One of the reasons that the submerged state has expanded is because such programs make good political compromises between Democrats who want a more activist state, and Republicans who want to do things through the private market with incentives.

“You often have folks who wanted to create new visible programs but didn’t have the votes,” Mettler said. “So, for example, you have the provisions that gave health insurance companies their ability to be the source of health coverage for most Americans signed into law under Eisenhower.”

And yet when it came time to debate health care reform six decades later, angry conservative activists railed about the creation of new government programs. What they failed to appreciate was that the existing health care system was as much a product of government intervention in the marketplace as were any proposed reforms.
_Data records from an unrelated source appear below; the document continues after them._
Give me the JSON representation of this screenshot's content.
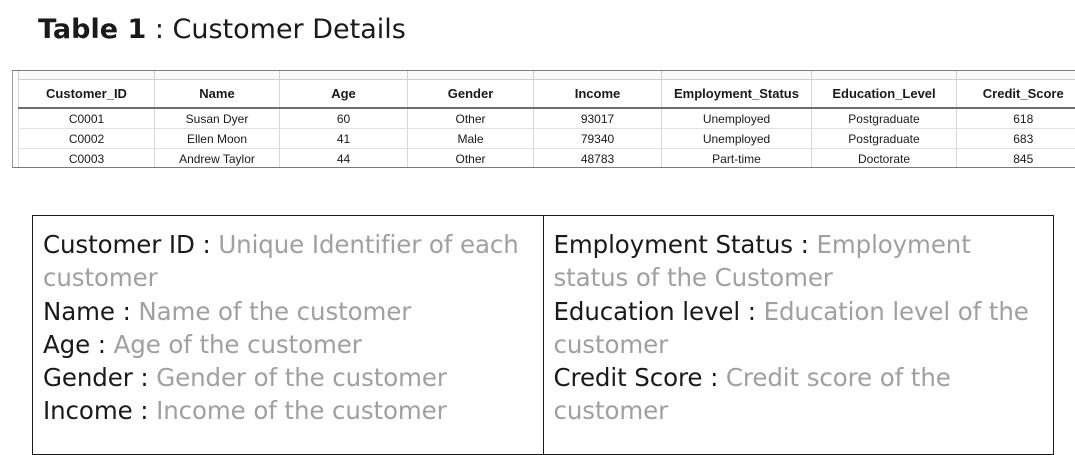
{
  "title": {
    "bold": "Table 1",
    "rest": " : Customer Details"
  },
  "table": {
    "columns": [
      "Customer_ID",
      "Name",
      "Age",
      "Gender",
      "Income",
      "Employment_Status",
      "Education_Level",
      "Credit_Score"
    ],
    "rows": [
      [
        "C0001",
        "Susan Dyer",
        "60",
        "Other",
        "93017",
        "Unemployed",
        "Postgraduate",
        "618"
      ],
      [
        "C0002",
        "Ellen Moon",
        "41",
        "Male",
        "79340",
        "Unemployed",
        "Postgraduate",
        "683"
      ],
      [
        "C0003",
        "Andrew Taylor",
        "44",
        "Other",
        "48783",
        "Part-time",
        "Doctorate",
        "845"
      ]
    ]
  },
  "definitions": {
    "left": [
      {
        "term": "Customer ID",
        "desc": "Unique Identifier of each customer"
      },
      {
        "term": "Name",
        "desc": "Name of the customer"
      },
      {
        "term": "Age",
        "desc": "Age of the customer"
      },
      {
        "term": "Gender",
        "desc": "Gender of the customer"
      },
      {
        "term": "Income",
        "desc": "Income of the customer"
      }
    ],
    "right": [
      {
        "term": "Employment Status",
        "desc": "Employment status of the Customer"
      },
      {
        "term": "Education level",
        "desc": "Education level of the customer"
      },
      {
        "term": "Credit Score",
        "desc": "Credit score of the customer"
      }
    ]
  }
}
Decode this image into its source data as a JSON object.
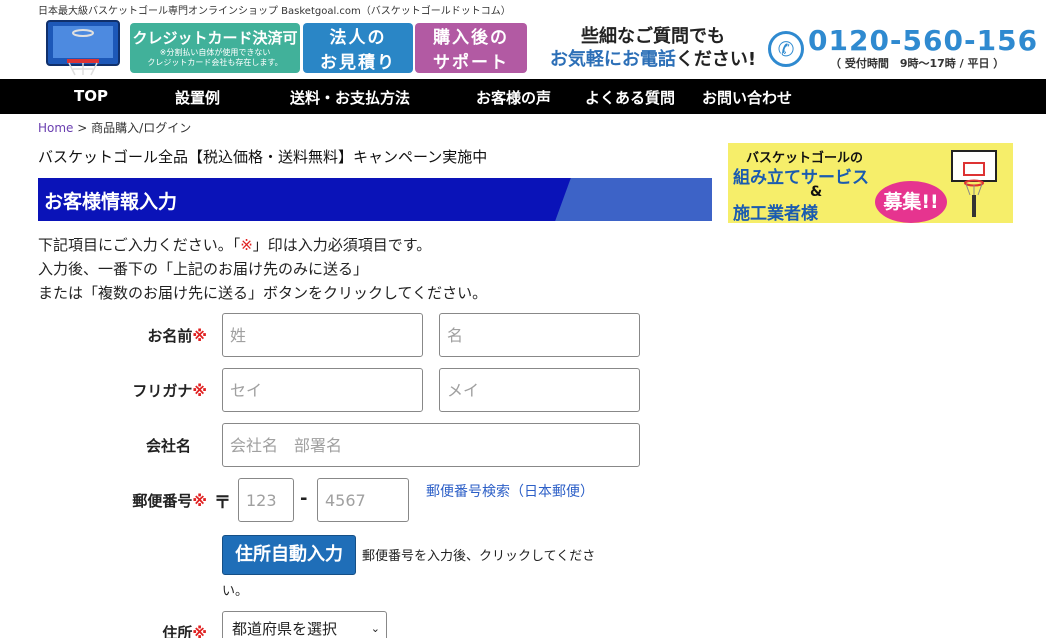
{
  "header": {
    "tagline": "日本最大級バスケットゴール専門オンラインショップ Basketgoal.com（バスケットゴールドットコム）",
    "banners": {
      "credit_title": "クレジットカード決済可",
      "credit_note1": "※分割払い自体が使用できない",
      "credit_note2": "クレジットカード会社も存在します。",
      "corp_line1": "法人の",
      "corp_line2": "お見積り",
      "support_line1": "購入後の",
      "support_line2": "サポート"
    },
    "contact": {
      "line1": "些細なご質問でも",
      "line2_blue": "お気軽にお電話",
      "line2_rest": "ください!",
      "phone": "0120-560-156",
      "hours": "（ 受付時間　9時～17時 / 平日 ）"
    }
  },
  "nav": {
    "items": [
      "TOP",
      "設置例",
      "送料・お支払方法",
      "お客様の声",
      "よくある質問",
      "お問い合わせ"
    ]
  },
  "breadcrumb": {
    "home": "Home",
    "sep": ">",
    "current": "商品購入/ログイン"
  },
  "campaign": "バスケットゴール全品【税込価格・送料無料】キャンペーン実施中",
  "section_title": "お客様情報入力",
  "intro": {
    "line1_a": "下記項目にご入力ください。「",
    "req_mark": "※",
    "line1_b": "」印は入力必須項目です。",
    "line2": "入力後、一番下の「上記のお届け先のみに送る」",
    "line3": "または「複数のお届け先に送る」ボタンをクリックしてください。"
  },
  "form": {
    "required_mark": "※",
    "name_label": "お名前",
    "last_name_placeholder": "姓",
    "first_name_placeholder": "名",
    "kana_label": "フリガナ",
    "last_kana_placeholder": "セイ",
    "first_kana_placeholder": "メイ",
    "company_label": "会社名",
    "company_placeholder": "会社名　部署名",
    "zip_label": "郵便番号",
    "zip_mark": "〒",
    "zip1_placeholder": "123",
    "zip_dash": "-",
    "zip2_placeholder": "4567",
    "zip_search_link": "郵便番号検索（日本郵便）",
    "auto_button": "住所自動入力",
    "auto_note_line1": "郵便番号を入力後、クリックしてくださ",
    "auto_note_line2": "い。",
    "address_label": "住所",
    "prefecture_selected": "都道府県を選択"
  },
  "side_ad": {
    "line1": "バスケットゴールの",
    "line2": "組み立てサービス",
    "line3": "&",
    "line4": "施工業者様",
    "burst": "募集!!"
  },
  "colors": {
    "nav_bg": "#000000",
    "section_bg": "#0a13b8",
    "required": "#e02020",
    "phone": "#2f8ad0",
    "button": "#1f6eb8"
  }
}
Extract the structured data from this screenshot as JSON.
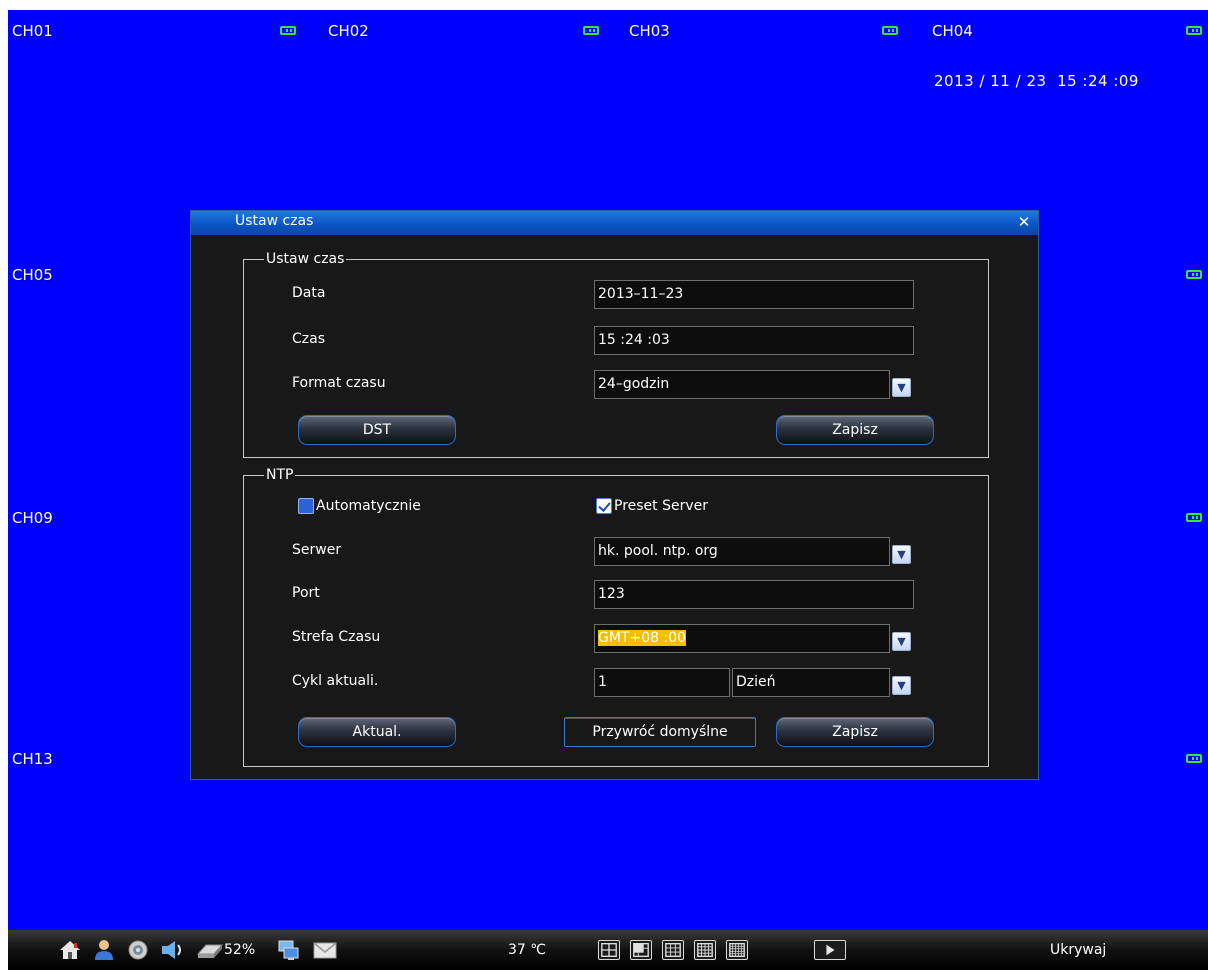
{
  "osd": {
    "channels": {
      "ch01": "CH01",
      "ch02": "CH02",
      "ch03": "CH03",
      "ch04": "CH04",
      "ch05": "CH05",
      "ch09": "CH09",
      "ch13": "CH13"
    },
    "datetime": "2013 / 11 / 23  15 :24 :09",
    "record_icon": "record-status-icon",
    "background_color": "#0000ff"
  },
  "dialog": {
    "title": "Ustaw czas",
    "close_icon": "close-icon",
    "time_group": {
      "title": "Ustaw czas",
      "date_label": "Data",
      "date_value": "2013–11–23",
      "time_label": "Czas",
      "time_value": "15 :24 :03",
      "format_label": "Format czasu",
      "format_value": "24–godzin",
      "dst_label": "DST",
      "save_label": "Zapisz"
    },
    "ntp_group": {
      "title": "NTP",
      "auto_label": "Automatycznie",
      "auto_checked": false,
      "preset_label": "Preset Server",
      "preset_checked": true,
      "server_label": "Serwer",
      "server_value": "hk. pool. ntp. org",
      "port_label": "Port",
      "port_value": "123",
      "timezone_label": "Strefa Czasu",
      "timezone_value": "GMT+08 :00",
      "cycle_label": "Cykl aktuali.",
      "cycle_value": "1",
      "cycle_unit": "Dzień",
      "update_label": "Aktual.",
      "restore_label": "Przywróć  domyślne",
      "save_label": "Zapisz"
    }
  },
  "taskbar": {
    "disk_usage": "52%",
    "temperature": "37  ℃",
    "hide_label": "Ukrywaj",
    "icons": [
      "home-icon",
      "user-icon",
      "alarm-icon",
      "audio-icon",
      "disk-icon",
      "network-icon",
      "mail-icon",
      "play-icon"
    ],
    "layouts": [
      "layout-1-icon",
      "layout-4-icon",
      "layout-9-icon",
      "layout-16-icon",
      "layout-25-icon"
    ]
  }
}
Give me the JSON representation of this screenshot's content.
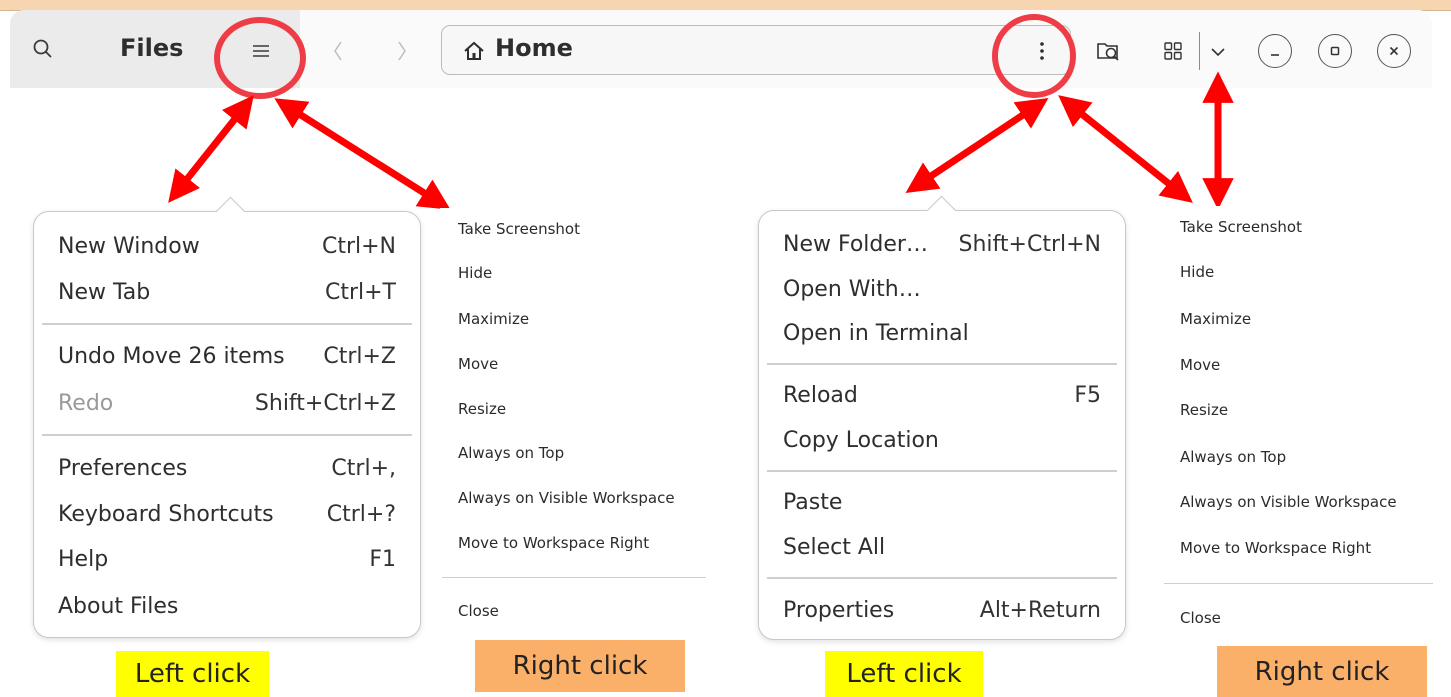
{
  "header": {
    "app_title": "Files",
    "location": "Home",
    "icons": [
      "search-icon",
      "hamburger-menu-icon",
      "back-chevron-icon",
      "forward-chevron-icon",
      "home-icon",
      "kebab-menu-icon",
      "search-folder-icon",
      "grid-view-icon",
      "chevron-down-icon",
      "minimize-icon",
      "maximize-icon",
      "close-icon"
    ]
  },
  "left_main_menu": {
    "sections": [
      [
        {
          "label": "New Window",
          "accel": "Ctrl+N"
        },
        {
          "label": "New Tab",
          "accel": "Ctrl+T"
        }
      ],
      [
        {
          "label": "Undo Move 26 items",
          "accel": "Ctrl+Z"
        },
        {
          "label": "Redo",
          "accel": "Shift+Ctrl+Z",
          "disabled": true
        }
      ],
      [
        {
          "label": "Preferences",
          "accel": "Ctrl+,"
        },
        {
          "label": "Keyboard Shortcuts",
          "accel": "Ctrl+?"
        },
        {
          "label": "Help",
          "accel": "F1"
        },
        {
          "label": "About Files",
          "accel": ""
        }
      ]
    ]
  },
  "right_main_menu": {
    "sections": [
      [
        {
          "label": "New Folder…",
          "accel": "Shift+Ctrl+N"
        },
        {
          "label": "Open With…",
          "accel": ""
        },
        {
          "label": "Open in Terminal",
          "accel": ""
        }
      ],
      [
        {
          "label": "Reload",
          "accel": "F5"
        },
        {
          "label": "Copy Location",
          "accel": ""
        }
      ],
      [
        {
          "label": "Paste",
          "accel": ""
        },
        {
          "label": "Select All",
          "accel": ""
        }
      ],
      [
        {
          "label": "Properties",
          "accel": "Alt+Return"
        }
      ]
    ]
  },
  "window_context_menu": {
    "items": [
      "Take Screenshot",
      "Hide",
      "Maximize",
      "Move",
      "Resize",
      "Always on Top",
      "Always on Visible Workspace",
      "Move to Workspace Right"
    ],
    "close": "Close"
  },
  "captions": {
    "left_click": "Left click",
    "right_click": "Right click"
  },
  "colors": {
    "highlight_circle": "#ee3d46",
    "arrow": "#ff0000",
    "left_click_bg": "#ffff00",
    "right_click_bg": "#fbb06a"
  }
}
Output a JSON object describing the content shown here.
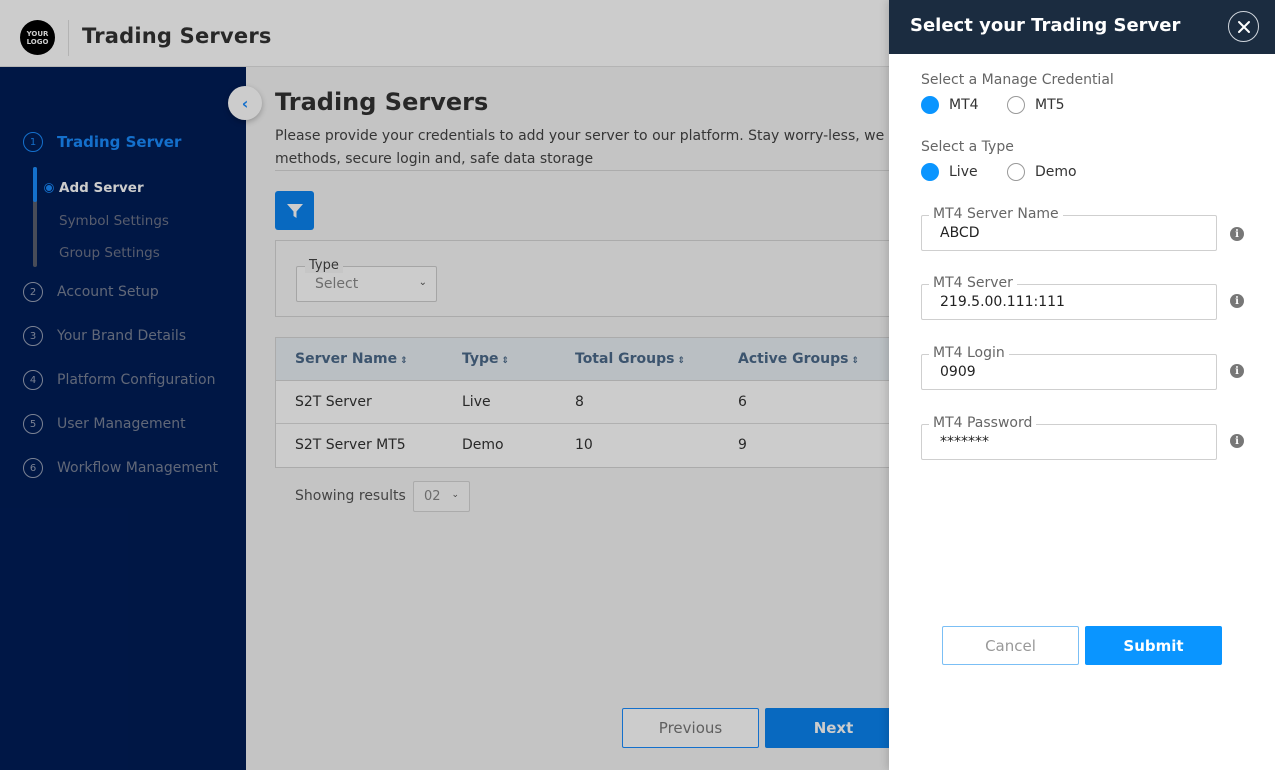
{
  "header": {
    "logo_line1": "YOUR",
    "logo_line2": "LOGO",
    "app_title": "Trading Servers"
  },
  "sidebar": {
    "steps": [
      {
        "num": "1",
        "label": "Trading Server",
        "active": true
      },
      {
        "num": "2",
        "label": "Account Setup"
      },
      {
        "num": "3",
        "label": "Your Brand Details"
      },
      {
        "num": "4",
        "label": "Platform Configuration"
      },
      {
        "num": "5",
        "label": "User Management"
      },
      {
        "num": "6",
        "label": "Workflow Management"
      }
    ],
    "substeps": [
      {
        "label": "Add Server",
        "active": true
      },
      {
        "label": "Symbol Settings"
      },
      {
        "label": "Group Settings"
      }
    ],
    "collapse_icon": "‹"
  },
  "main": {
    "title": "Trading Servers",
    "description": "Please provide your credentials to add your server to our platform. Stay worry-less, we methods, secure login and, safe data storage",
    "description_line1": "Please provide your credentials to add your server to our platform. Stay worry-less, we",
    "description_line2": "methods, secure login and, safe data storage",
    "filter": {
      "type_label": "Type",
      "type_value": "Select"
    },
    "table": {
      "columns": [
        "Server Name",
        "Type",
        "Total Groups",
        "Active Groups"
      ],
      "rows": [
        [
          "S2T Server",
          "Live",
          "8",
          "6"
        ],
        [
          "S2T Server MT5",
          "Demo",
          "10",
          "9"
        ]
      ]
    },
    "pagination": {
      "showing_label": "Showing results",
      "page_size": "02"
    },
    "previous_label": "Previous",
    "next_label": "Next"
  },
  "drawer": {
    "title": "Select your Trading Server",
    "credential_label": "Select a Manage Credential",
    "credential_options": [
      "MT4",
      "MT5"
    ],
    "credential_selected": "MT4",
    "type_label": "Select a Type",
    "type_options": [
      "Live",
      "Demo"
    ],
    "type_selected": "Live",
    "fields": [
      {
        "label": "MT4 Server Name",
        "value": "ABCD"
      },
      {
        "label": "MT4 Server",
        "value": "219.5.00.111:111"
      },
      {
        "label": "MT4 Login",
        "value": "0909"
      },
      {
        "label": "MT4 Password",
        "value": "*******"
      }
    ],
    "cancel_label": "Cancel",
    "submit_label": "Submit"
  },
  "colors": {
    "sidebar_bg": "#001d57",
    "accent": "#0a84f0",
    "drawer_header_bg": "#1b2c40",
    "submit_bg": "#0a95ff"
  }
}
One reason for the ignorance is that politicians do a poor job explaining these programs. For example: Mettler tracked Obama’s statements on health care reform. A little more than half (38 out of 68) made reference to submerged state programs, but mostly it was just a passing reference. “What elected officials say is one way to make policy more visible,” she said.

Another way to increase visibility is through policy design. Mettler thinks that simple statements explaining the benefits people are receiving through different programs could also go a long way toward making the consequences of the submerged state more apparent, which could have big consequences for attitudes toward tax fairness.

“I’ve found that people who have benefited from visible programs have different attitudes than those who haven’t. They are more likely to feel that government is responsive to people like them, and that taxes are fair, whereas people who have benefited more from submerged state programs are more likely to feel that the tax system is unfair.”

In other words, if federal interventions are masked as hidden tax incentives and credits, individuals are much less likely to perceive them as social benefits and fail to appreciate them accordingly, potentially leading to anti-government, anti-tax anger.

One consequence of this ignorance is that it makes it difficult to have an intelligent conversation about issues like tax reform and deficit reduction, which are likely to dominate politics in 2011.

For example, the deficit commission has proposed reducing the mortgage deduction, which is part of the submerged state. A majority of Americans say they want to keep the deduction and oppose cutting it (55 percent in Mettler’s poll, 56 percent in a recent Pew poll). But when told a simple fact about the credit’s distributive nature (that “the people who benefit most from this policy are those who have the highest incomes”) and shown a graph revealing that 69 percent of the benefits go to those making $100,000 or more, support for the program drops 15 points, to 40 percent.

Of course, there are lobbying groups that have an interest in keeping things as they are — in this case homebuilders and Realtors, who are well organized in Washington. Such is the case with many of the submerged state programs — and which is one reason why they often remain submerged.

“Each of these tax expenditures is defended by well-organized interests that have benefited from them for a long time and have a lot of political capacity to make the case,” Mettler said. “And ordinary citizens are not aware of them, so public opinion polls don’t show you much that’s meaningful.”

Certainly, this is not the only set of issues on which American voters are largely unaware. Americans’ inabilities to answer basic questions about politics are well-known.

But what makes the submerged state unique is the extent to which these policies are masked from comprehension by design. More significantly, as we attempt to have a national conversation about the tax code and the national deficit, these issues become increasingly important. Hard choices are ahead, but the choices become even harder politically if the majority of Americans fail to understand both the benefits that they receive through the submerged state and the cost that the federal government bears.